Log Management can prove enormously complex. However, we can break it down into 3 main components:
Data Aggregation: Applications and databases generate huge amounts of activity log data every month. Moreover, this log data flows from all areas of the IT environment; this creates a significant challenge in collecting and compiling the data in a centralized location.
This log data may contain critical information on potential security events. However, if it remains scattered across the enterprise network, analyzing the data proves impossible. Thankfully, SIEM helps collect the log data and aggregate it in a centralized location.
Data Normalization: While every application and database generates data, they may format the data differently. In disparate formats and mediums, processing and analyzing the data proves impossible. Enterprise SIEM capabilities provide data normalization, which allows for easy analysis and correlation.

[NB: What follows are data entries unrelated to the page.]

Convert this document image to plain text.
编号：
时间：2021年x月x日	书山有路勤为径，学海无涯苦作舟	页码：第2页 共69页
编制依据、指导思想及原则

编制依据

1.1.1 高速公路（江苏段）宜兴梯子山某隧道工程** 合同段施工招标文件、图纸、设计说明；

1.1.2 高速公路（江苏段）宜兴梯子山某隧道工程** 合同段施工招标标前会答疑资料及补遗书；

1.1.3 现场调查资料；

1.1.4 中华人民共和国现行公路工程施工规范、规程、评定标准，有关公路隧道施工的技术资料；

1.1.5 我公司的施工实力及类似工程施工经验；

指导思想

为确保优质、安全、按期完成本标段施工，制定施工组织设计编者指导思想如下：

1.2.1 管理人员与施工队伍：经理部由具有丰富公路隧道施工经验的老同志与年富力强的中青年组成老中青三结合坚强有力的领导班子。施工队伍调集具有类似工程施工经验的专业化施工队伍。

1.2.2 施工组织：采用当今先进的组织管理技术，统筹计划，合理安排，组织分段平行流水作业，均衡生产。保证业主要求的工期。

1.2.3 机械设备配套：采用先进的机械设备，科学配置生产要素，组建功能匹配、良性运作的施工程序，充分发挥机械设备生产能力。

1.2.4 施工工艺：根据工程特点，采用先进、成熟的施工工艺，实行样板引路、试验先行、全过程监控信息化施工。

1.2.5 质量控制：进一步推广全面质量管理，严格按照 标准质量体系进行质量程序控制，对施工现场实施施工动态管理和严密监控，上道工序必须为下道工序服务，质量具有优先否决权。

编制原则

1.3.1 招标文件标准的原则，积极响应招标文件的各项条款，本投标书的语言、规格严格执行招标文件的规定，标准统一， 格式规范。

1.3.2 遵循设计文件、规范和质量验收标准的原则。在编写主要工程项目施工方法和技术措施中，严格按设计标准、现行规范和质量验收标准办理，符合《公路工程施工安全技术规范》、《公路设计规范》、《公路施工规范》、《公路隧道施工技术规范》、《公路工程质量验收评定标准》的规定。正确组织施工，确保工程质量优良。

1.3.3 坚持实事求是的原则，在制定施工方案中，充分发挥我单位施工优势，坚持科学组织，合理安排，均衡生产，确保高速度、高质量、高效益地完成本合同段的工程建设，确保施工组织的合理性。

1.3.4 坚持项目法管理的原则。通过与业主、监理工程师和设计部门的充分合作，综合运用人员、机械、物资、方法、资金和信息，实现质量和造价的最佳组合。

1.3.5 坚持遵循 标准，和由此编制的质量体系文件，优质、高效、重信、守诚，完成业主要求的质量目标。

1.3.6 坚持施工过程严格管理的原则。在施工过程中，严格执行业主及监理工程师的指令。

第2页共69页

Data Analysis/Security Event Correlation: Once the SIEM solution compiles and normalizes the log data, it can process it for any security events. SIEM can correlate between security events in different databases and applications, determining potential signs of a data breach or dwelling threat.
4. Security Alerting
Once SIEM determines a security correlation (as determined by an enterprises’ correlation rules), it can send your IT security team an alert for follow-up investigation. This contributes to your enterprise’s response time in detecting, containing, and remediating digital threats. Obviously, improving your response time reduces the impact of dwelling threats. Otherwise, these threats could linger on your network for months wrecking damage.
5. Contextualization
Unfortunately, false positives serve as one of the potential downsides of security alerting capabilities. Security alerts depend on automated analysis based on its machine learning correlation rules. However, these rules are written by your IT security team; without proper evaluation and maintenance, your alerts could overwhelm your cybersecurity strategy.
In other words, if the correlation rules fed to your SIEM don’t match with everyday work processes—or if an abnormal but innocent activity occurs—the solution can create a false positive security event flagged for investigation.

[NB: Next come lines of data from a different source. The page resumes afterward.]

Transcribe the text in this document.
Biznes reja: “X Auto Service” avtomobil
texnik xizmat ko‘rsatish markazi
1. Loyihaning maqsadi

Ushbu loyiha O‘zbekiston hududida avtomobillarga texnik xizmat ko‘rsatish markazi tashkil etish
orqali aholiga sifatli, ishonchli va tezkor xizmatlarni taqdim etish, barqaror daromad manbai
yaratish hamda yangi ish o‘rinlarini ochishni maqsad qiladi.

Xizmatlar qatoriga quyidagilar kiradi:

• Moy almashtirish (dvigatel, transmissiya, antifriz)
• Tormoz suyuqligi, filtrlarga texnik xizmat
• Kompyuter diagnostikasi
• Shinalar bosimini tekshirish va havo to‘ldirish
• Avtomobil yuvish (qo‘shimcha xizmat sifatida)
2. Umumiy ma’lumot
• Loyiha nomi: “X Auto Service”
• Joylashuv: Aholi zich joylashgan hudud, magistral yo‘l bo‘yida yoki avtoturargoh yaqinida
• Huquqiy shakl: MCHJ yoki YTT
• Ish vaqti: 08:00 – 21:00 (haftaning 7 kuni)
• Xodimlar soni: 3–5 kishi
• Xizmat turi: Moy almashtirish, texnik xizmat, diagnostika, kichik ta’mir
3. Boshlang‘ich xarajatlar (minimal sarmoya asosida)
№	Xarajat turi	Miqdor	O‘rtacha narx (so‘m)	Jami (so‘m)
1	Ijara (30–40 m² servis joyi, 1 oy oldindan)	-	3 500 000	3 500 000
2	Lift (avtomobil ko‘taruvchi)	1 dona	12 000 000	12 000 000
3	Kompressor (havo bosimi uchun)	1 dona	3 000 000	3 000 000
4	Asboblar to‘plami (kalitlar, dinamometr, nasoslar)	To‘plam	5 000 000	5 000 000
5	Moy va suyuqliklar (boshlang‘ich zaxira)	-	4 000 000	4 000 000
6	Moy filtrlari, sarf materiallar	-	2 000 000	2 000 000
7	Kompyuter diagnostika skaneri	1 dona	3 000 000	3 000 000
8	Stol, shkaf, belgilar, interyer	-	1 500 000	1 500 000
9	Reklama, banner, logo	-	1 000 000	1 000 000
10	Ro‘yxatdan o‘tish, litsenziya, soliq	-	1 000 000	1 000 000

False positives place a substantial burden on your IT security team, forcing them to waste time and resources in an investigation. Potentially, false positives can contribute to cybersecurity burnout through sheer volume.

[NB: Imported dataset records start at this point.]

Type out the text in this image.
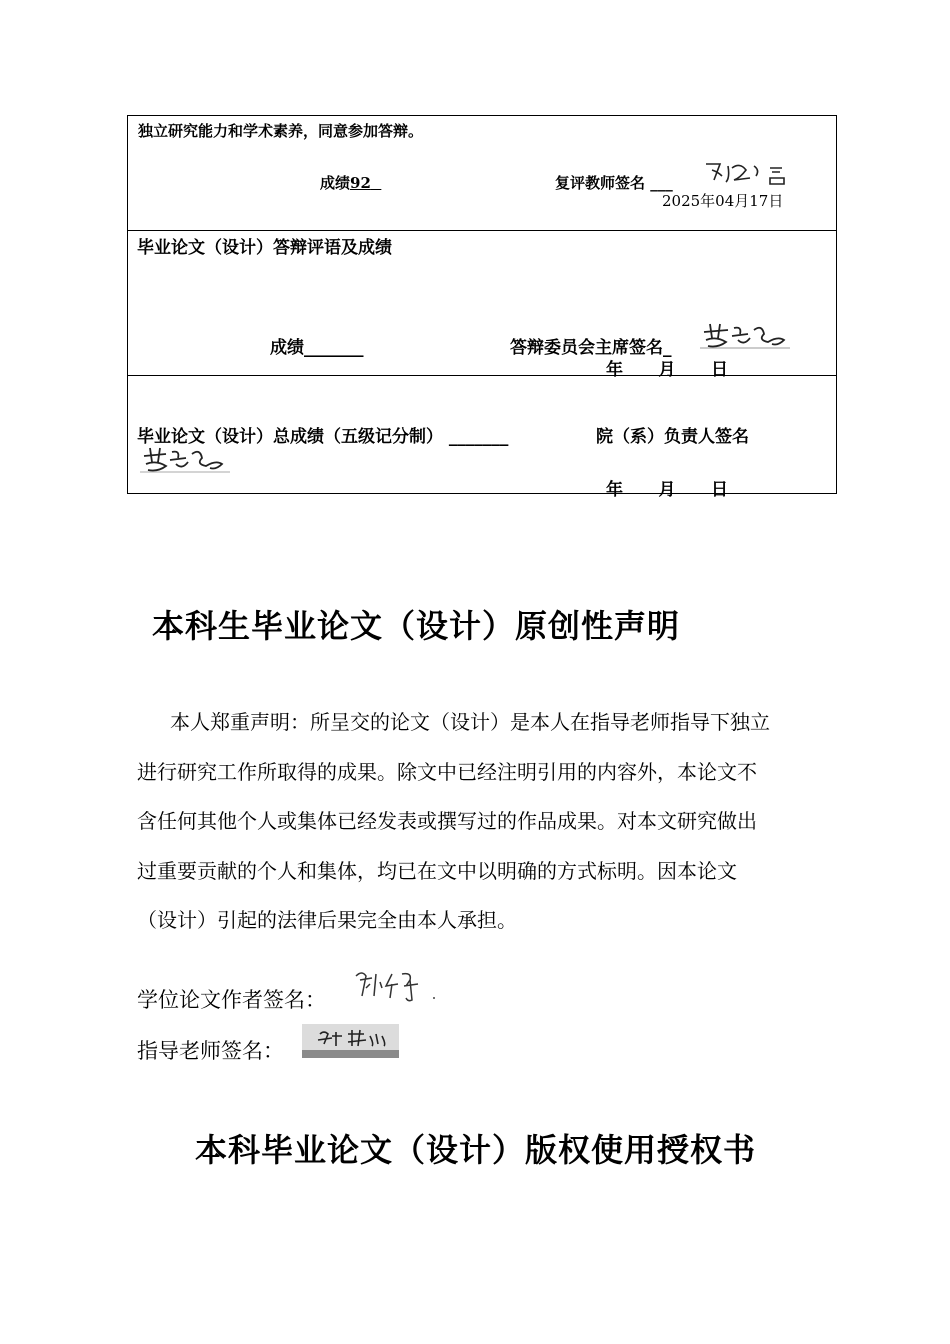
独立研究能力和学术素养，同意参加答辩。
成绩92	复评教师签名 ___
2025年04月17日
毕业论文（设计）答辩评语及成绩
成绩_______	答辩委员会主席签名_
年 月 日
毕业论文（设计）总成绩（五级记分制） _______	院（系）负责人签名
年 月 日
本科生毕业论文（设计）原创性声明
本人郑重声明：所呈交的论文（设计）是本人在指导老师指导下独立
进行研究工作所取得的成果。除文中已经注明引用的内容外，本论文不
含任何其他个人或集体已经发表或撰写过的作品成果。对本文研究做出
过重要贡献的个人和集体，均已在文中以明确的方式标明。因本论文
（设计）引起的法律后果完全由本人承担。
学位论文作者签名：
指导老师签名：
本科毕业论文（设计）版权使用授权书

One of the key enterprise SIEM capabilities, contextualization takes some of the investigative burdens off your IT security teams. It provides groundwork on incoming security alerts by supplying relevant supplemental information associated with the security alerts. This can include users, enterprise network areas, geographic location of users, time of activity, etc.
With this information in hand, your security team can determine the alert’s authenticity, allowing for easier prioritization and thus less strain.
6. Compliance
While perhaps not the most significant of the enterprise SIEM capabilities listed here, compliance still matters. Most industrial and governmental regulations require some degree of log compilation and normalization; all of them require reporting.
SIEM offers enterprises an easy way to achieve compliance through out-of-the-box reporting templates. In fact, SIEM can help enterprises achieve major regulatory mandates such as HIPAA.
Deploying enterprise SIEM capabilities on your IT environment may appear complex on the outside. However, with these capabilities, you can enjoy the benefits of a far more secure and ultimately profitable digital network. Now’s the time to start investigating how to incorporate these capabilities into your cybersecurity strategy.